Chuck Blazer, the former FIFA executive committee member turned whistleblower for the FBI, has been banned from football for life by the sport's world governing body.
Blazer, 70, has been barred from "taking part in any kind of football-related activity at national and international level" for his "many acts of misconduct" at FIFA and as general secretary of the CONCACAF confederation, FIFA's ethics committee announced in a statement on Thursday.
The American has pleaded guilty in the U.S. court to charges of football-related corruption including accepting bribes to vote for South Africa to host the 2010 World Cup.
The ban is effective immediately and a statement from the adjudicatory chamber of FIFA's ethics committee said: "Mr Blazer committed many and various acts of misconduct continuously and repeatedly during his time as an official in different high-ranking and influential positions at FIFA and CONCACAF.
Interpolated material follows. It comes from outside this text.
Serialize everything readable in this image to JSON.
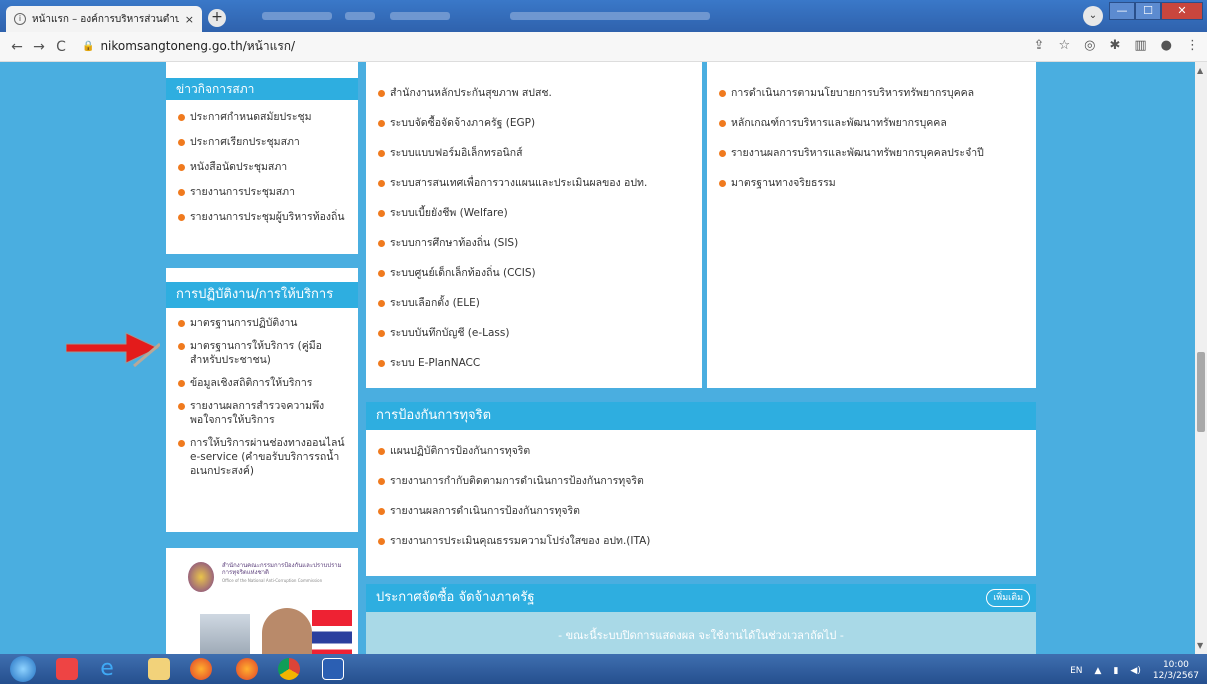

"In his positions as a football official, he was a key player in schemes involving the offer, acceptance, payment and receipt of undisclosed and illegal payments, bribes and kickbacks as well as other money-making schemes."
The ethics committee investigation had provisionally suspended its investigations into Blazer primarily because he is seriously ill with cancer.
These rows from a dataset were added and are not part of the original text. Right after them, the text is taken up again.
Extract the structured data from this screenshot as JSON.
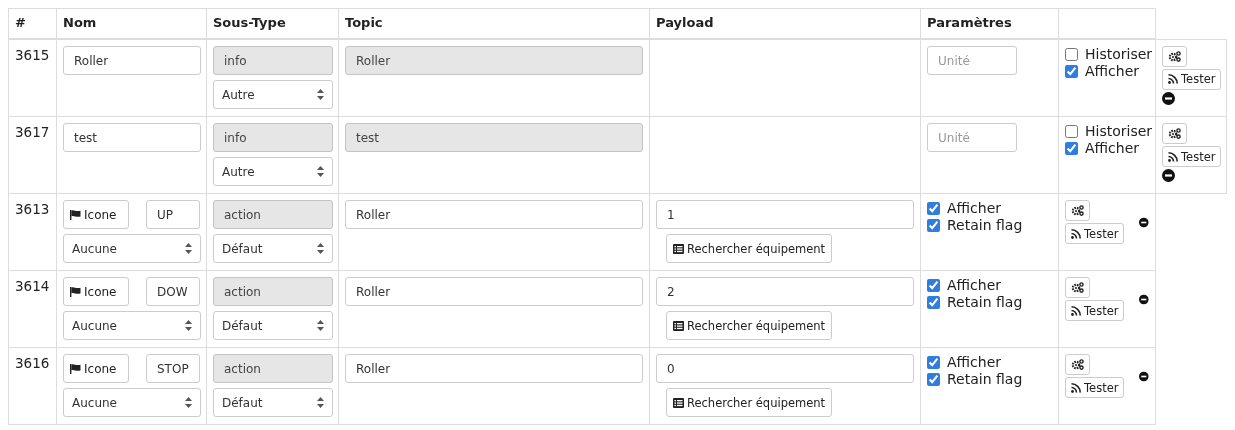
{
  "table": {
    "columns": [
      "#",
      "Nom",
      "Sous-Type",
      "Topic",
      "Payload",
      "Paramètres"
    ],
    "rows": [
      {
        "kind": "info",
        "id": "3615",
        "name": "Roller",
        "subtype": "info",
        "subtype_select": "Autre",
        "topic": {
          "value": "Roller",
          "disabled": true
        },
        "unit_placeholder": "Unité",
        "checkboxes": [
          {
            "label": "Historiser",
            "checked": false
          },
          {
            "label": "Afficher",
            "checked": true
          }
        ],
        "test_button": "Tester"
      },
      {
        "kind": "info",
        "id": "3617",
        "name": "test",
        "subtype": "info",
        "subtype_select": "Autre",
        "topic": {
          "value": "test",
          "disabled": true
        },
        "unit_placeholder": "Unité",
        "checkboxes": [
          {
            "label": "Historiser",
            "checked": false
          },
          {
            "label": "Afficher",
            "checked": true
          }
        ],
        "test_button": "Tester"
      },
      {
        "kind": "action",
        "id": "3613",
        "icon_button": "Icone",
        "name": "UP",
        "name_select": "Aucune",
        "subtype": "action",
        "subtype_select": "Défaut",
        "topic": {
          "value": "Roller",
          "disabled": false
        },
        "payload": "1",
        "search_button": "Rechercher équipement",
        "checkboxes": [
          {
            "label": "Afficher",
            "checked": true
          },
          {
            "label": "Retain flag",
            "checked": true
          }
        ],
        "test_button": "Tester"
      },
      {
        "kind": "action",
        "id": "3614",
        "icon_button": "Icone",
        "name": "DOW",
        "name_select": "Aucune",
        "subtype": "action",
        "subtype_select": "Défaut",
        "topic": {
          "value": "Roller",
          "disabled": false
        },
        "payload": "2",
        "search_button": "Rechercher équipement",
        "checkboxes": [
          {
            "label": "Afficher",
            "checked": true
          },
          {
            "label": "Retain flag",
            "checked": true
          }
        ],
        "test_button": "Tester"
      },
      {
        "kind": "action",
        "id": "3616",
        "icon_button": "Icone",
        "name": "STOP",
        "name_select": "Aucune",
        "subtype": "action",
        "subtype_select": "Défaut",
        "topic": {
          "value": "Roller",
          "disabled": false
        },
        "payload": "0",
        "search_button": "Rechercher équipement",
        "checkboxes": [
          {
            "label": "Afficher",
            "checked": true
          },
          {
            "label": "Retain flag",
            "checked": true
          }
        ],
        "test_button": "Tester"
      }
    ]
  }
}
The appointment of Cornel Borbely as the chief ethics investigator to replace Michael Garcia in December saw the suspension of the investigation lifted and new proceedings against Blazer started.
The ethics committee found Blazer guilty of violations of general rules of conduct, loyalty, confidentiality, duty of disclosure, conflicts of interest, offering and accepting gifts and other benefits, and bribery and corruption.
Blazer went undercover as an FBI informer after being arrested in 2011 and agreed a plea bargain to avoid a jail sentence of up to 75 years.